Don walked her to the door of the shed, hand on her elbow, as if she were a recovering invalid. The Fireman answered the knock wearing polka dot pajama bottoms and his black-and-yellow rubber fireman’s coat over a grimy undershirt. He was starved, sweaty, needed a shave and a haircut, and he smelled like a campfire. Harper fought down the urge to burrow her face into his chest.

“Lazarus done rose from his fackin’ tomb,” Don said. He was almost quivering with pleasure, his big craggy face flushed with color. “The Father is awake. He asked for you. He wants to see you . . . and then he wants to see
Carol
. He got a sermon to preach to her, and lemme tell you, Johnny, I think this one might have some fire and brimstone in it.”

The Fireman scratched his hairy throat in an absentminded way, looking from Don to Harper. “I better put something on,” he said. Harper expected him to shut the door so he could change into a better pair of pants and maybe a sweater. Instead, he looked around in a kind of daze, until he spotted his helmet hanging off a nail by the door. He set it firmly on his head and breathed a sigh of relief. He glanced at himself in the square of mirror nailed up by the door, turned the helmet two imperceptible centimeters to the left, and beamed in delight. “There. Perfect. Shall we go?”

“Don is staying on the island. He’s going to put the boat in the water.”

The Fireman looked more surprised at this than at the news that Father Storey was conscious.

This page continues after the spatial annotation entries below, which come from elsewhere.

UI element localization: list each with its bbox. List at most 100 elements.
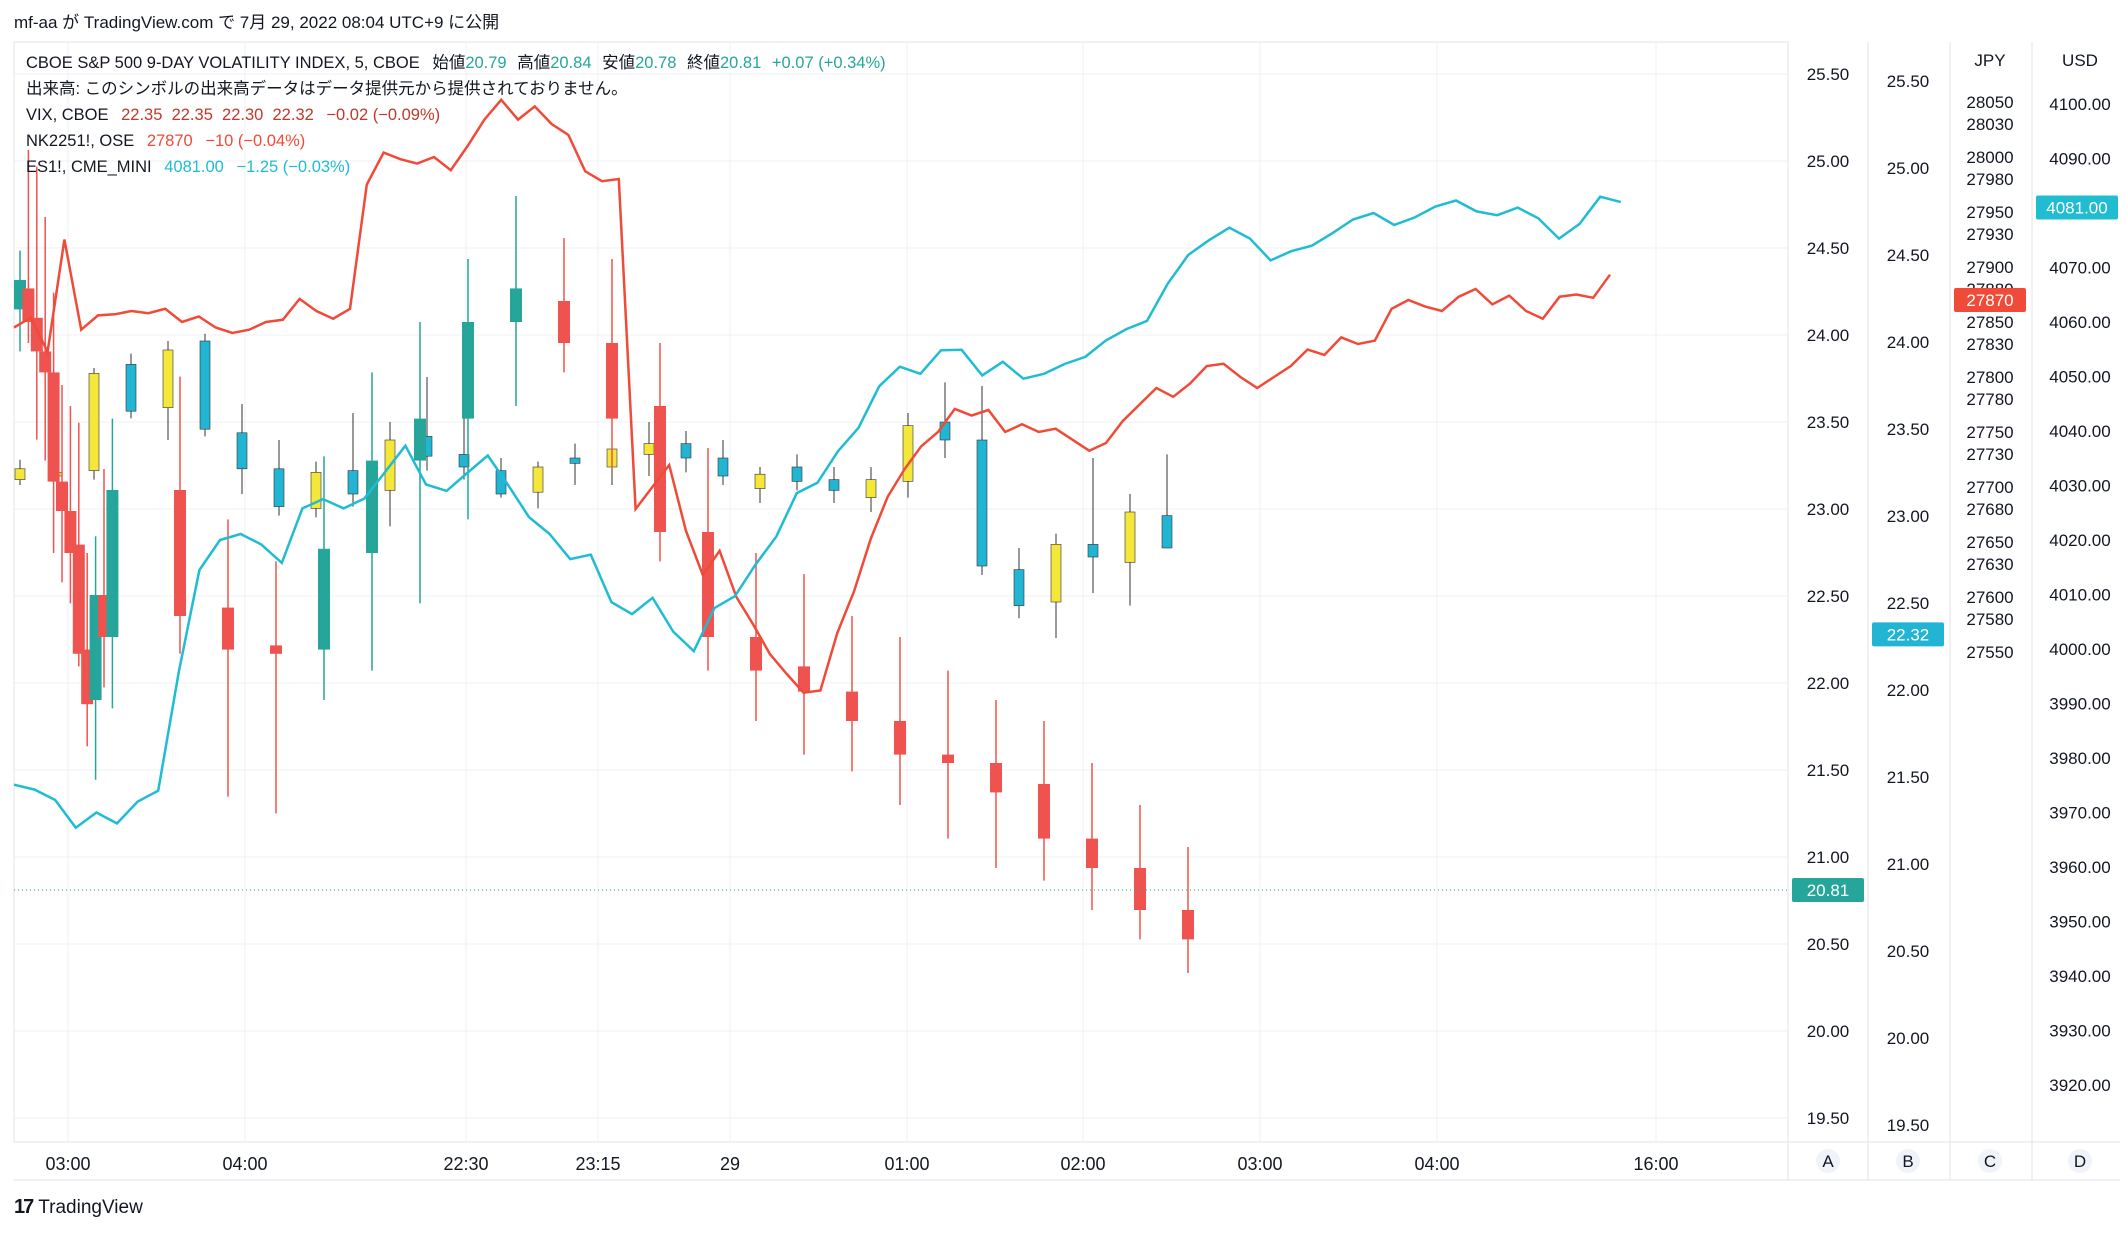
axis-b-letter: B xyxy=(1902,1152,1913,1171)
main-candle xyxy=(56,481,68,511)
main-candles xyxy=(14,149,1194,973)
axis-d-tick: 4000.00 xyxy=(2049,640,2110,659)
time-tick: 03:00 xyxy=(1237,1154,1282,1174)
axis-a-price-marker-bg xyxy=(1792,878,1864,903)
axis-a-tick: 23.50 xyxy=(1807,413,1850,432)
axis-a-tick: 21.00 xyxy=(1807,848,1850,867)
time-tick: 29 xyxy=(720,1154,740,1174)
axis-c-tick: 27680 xyxy=(1966,500,2013,519)
legend-low-value: 20.78 xyxy=(635,54,677,72)
axis-d-unit: USD xyxy=(2062,51,2098,70)
vix-candle xyxy=(939,421,951,441)
axis-d-tick: 3990.00 xyxy=(2049,695,2110,714)
es-line-path xyxy=(13,195,1622,830)
vix-candle xyxy=(754,473,766,489)
vix-candle xyxy=(717,457,729,477)
axis-c-tick: 28030 xyxy=(1966,115,2013,134)
legend-nk[interactable]: NK2251!, OSE 27870 −10 (−0.04%) xyxy=(26,128,886,154)
axis-b-tick: 21.50 xyxy=(1887,768,1930,787)
axis-a-tick: 21.50 xyxy=(1807,761,1850,780)
vix-candle xyxy=(347,470,359,495)
time-tick: 03:00 xyxy=(45,1154,90,1174)
axis-c-unit: JPY xyxy=(1974,51,2005,70)
main-candle xyxy=(366,460,378,553)
axis-c-badge xyxy=(1978,1149,2002,1173)
time-tick: 04:00 xyxy=(1414,1154,1459,1174)
axis-a-tick: 25.50 xyxy=(1807,65,1850,84)
main-candle xyxy=(270,645,282,654)
vix-candle xyxy=(680,443,692,459)
main-candle xyxy=(318,548,330,650)
grid xyxy=(14,42,1788,1142)
axis-c-tick: 27950 xyxy=(1966,203,2013,222)
time-tick: 23:15 xyxy=(575,1154,620,1174)
legend-es-change: −1.25 (−0.03%) xyxy=(236,158,351,176)
chart-frame xyxy=(13,41,2120,1181)
main-candle xyxy=(174,490,186,616)
legend-main[interactable]: CBOE S&P 500 9-DAY VOLATILITY INDEX, 5, … xyxy=(26,50,886,76)
vix-candle xyxy=(236,432,248,470)
axis-d-tick: 4060.00 xyxy=(2049,313,2110,332)
axis-d-tick: 3970.00 xyxy=(2049,804,2110,823)
price-axes[interactable]: 25.50 25.00 24.50 24.00 23.50 23.00 22.50 22.00… xyxy=(1792,51,2118,1173)
axis-c-price-marker-bg xyxy=(1954,288,2026,312)
axis-a-price-marker: 20.81 xyxy=(1807,881,1850,900)
axis-a-tick: 20.50 xyxy=(1807,935,1850,954)
vix-candle xyxy=(88,373,100,471)
legend-volume-note: 出来高: このシンボルの出来高データはデータ提供元から提供されておりません。 xyxy=(26,80,628,98)
legend-nk-symbol[interactable]: NK2251!, OSE xyxy=(26,132,135,150)
legend-low-label: 安値 xyxy=(602,54,636,72)
main-candle xyxy=(64,511,77,553)
axis-c-tick: 27630 xyxy=(1966,555,2013,574)
time-axis[interactable]: 03:00 04:00 22:30 23:15 29 01:00 02:00 03:00 04:… xyxy=(45,1154,1678,1174)
axis-d-tick: 3960.00 xyxy=(2049,858,2110,877)
footer-brand[interactable]: 17 TradingView xyxy=(14,1196,143,1219)
time-tick: 22:30 xyxy=(443,1154,488,1174)
axis-c-tick: 27800 xyxy=(1966,368,2013,387)
legend-open-label: 始値 xyxy=(432,54,466,72)
legend-vix-symbol[interactable]: VIX, CBOE xyxy=(26,106,109,124)
legend-main-symbol[interactable]: CBOE S&P 500 9-DAY VOLATILITY INDEX, 5, … xyxy=(26,54,420,72)
legend-vix-values: 22.35 22.35 22.30 22.32 xyxy=(121,106,314,124)
vix-candles xyxy=(14,333,1173,638)
axis-c-tick: 27600 xyxy=(1966,588,2013,607)
publish-info: mf-aa が TradingView.com で 7月 29, 2022 08… xyxy=(14,13,500,32)
axis-b-price-marker: 22.32 xyxy=(1887,625,1930,644)
legend-es-symbol[interactable]: ES1!, CME_MINI xyxy=(26,158,152,176)
main-candle xyxy=(1182,910,1194,940)
axis-b-tick: 23.50 xyxy=(1887,420,1930,439)
axis-a-tick: 19.50 xyxy=(1807,1109,1850,1128)
vix-candle xyxy=(199,340,211,430)
legend-close-label: 終値 xyxy=(686,54,720,72)
main-candle xyxy=(72,544,85,654)
vix-candle xyxy=(273,468,285,507)
axis-a-badge xyxy=(1816,1149,1840,1173)
legend-high-value: 20.84 xyxy=(550,54,592,72)
axis-b-tick: 22.00 xyxy=(1887,681,1930,700)
legend: CBOE S&P 500 9-DAY VOLATILITY INDEX, 5, … xyxy=(26,50,886,180)
axis-c-letter: C xyxy=(1984,1152,1996,1171)
axis-a-tick: 22.00 xyxy=(1807,674,1850,693)
axis-c-tick: 27850 xyxy=(1966,313,2013,332)
vix-candle xyxy=(1161,515,1173,549)
legend-vix[interactable]: VIX, CBOE 22.35 22.35 22.30 22.32 −0.02 … xyxy=(26,102,886,128)
main-candle xyxy=(798,666,810,692)
axis-d-tick: 4010.00 xyxy=(2049,586,2110,605)
axis-c-tick: 27550 xyxy=(1966,643,2013,662)
axis-d-tick: 4020.00 xyxy=(2049,531,2110,550)
vix-candle xyxy=(791,466,803,482)
axis-a-letter: A xyxy=(1822,1152,1834,1171)
vix-candle xyxy=(532,466,544,493)
legend-close-value: 20.81 xyxy=(719,54,762,72)
main-candle xyxy=(990,763,1002,793)
axis-d-badge xyxy=(2068,1149,2092,1173)
vix-candle xyxy=(1087,544,1099,558)
nk-line xyxy=(13,97,1612,695)
axis-d-tick: 3920.00 xyxy=(2049,1076,2110,1095)
legend-nk-value: 27870 xyxy=(146,132,193,150)
axis-b-tick: 22.50 xyxy=(1887,594,1930,613)
main-candle xyxy=(1086,838,1098,868)
main-candle xyxy=(942,754,954,763)
legend-es[interactable]: ES1!, CME_MINI 4081.00 −1.25 (−0.03%) xyxy=(26,154,886,180)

“Ah. I suppose you’ll be going as soon as possible.”

“Not
too
soon,” Harper said quickly.

“By the end of the week, if I have anything to say about it,” Don told him. “That baby isn’t going to wait around for when things are more convenient. It’s on the way. She ain’t got but four weeks at most. Sooner we get Nurse Willowes to Martha Quinn’s island and the hospital there, the better I’m goin’ to feel. But that isn’t the half of it. The nurse reckons Carol Storey might be leavin’ with us. After word gets out about what she’s done, she might like to take her leave under her own power . . .’fore they run her out on a rail.”

The Fireman turned his gaze back to Harper, fixing her with a stare that had gone from foggy to fascinated in a very short time. “What has she done? I mean, besides using nineteenth-century punishments on her enemies, keeping Harper confined to the infirmary, and threatening to abduct her baby?”

“Two words.” Don waggled his overgrown eyebrows. “Harold fackin’ Cross.”

“I’ll tell you in the boat,” Harper said.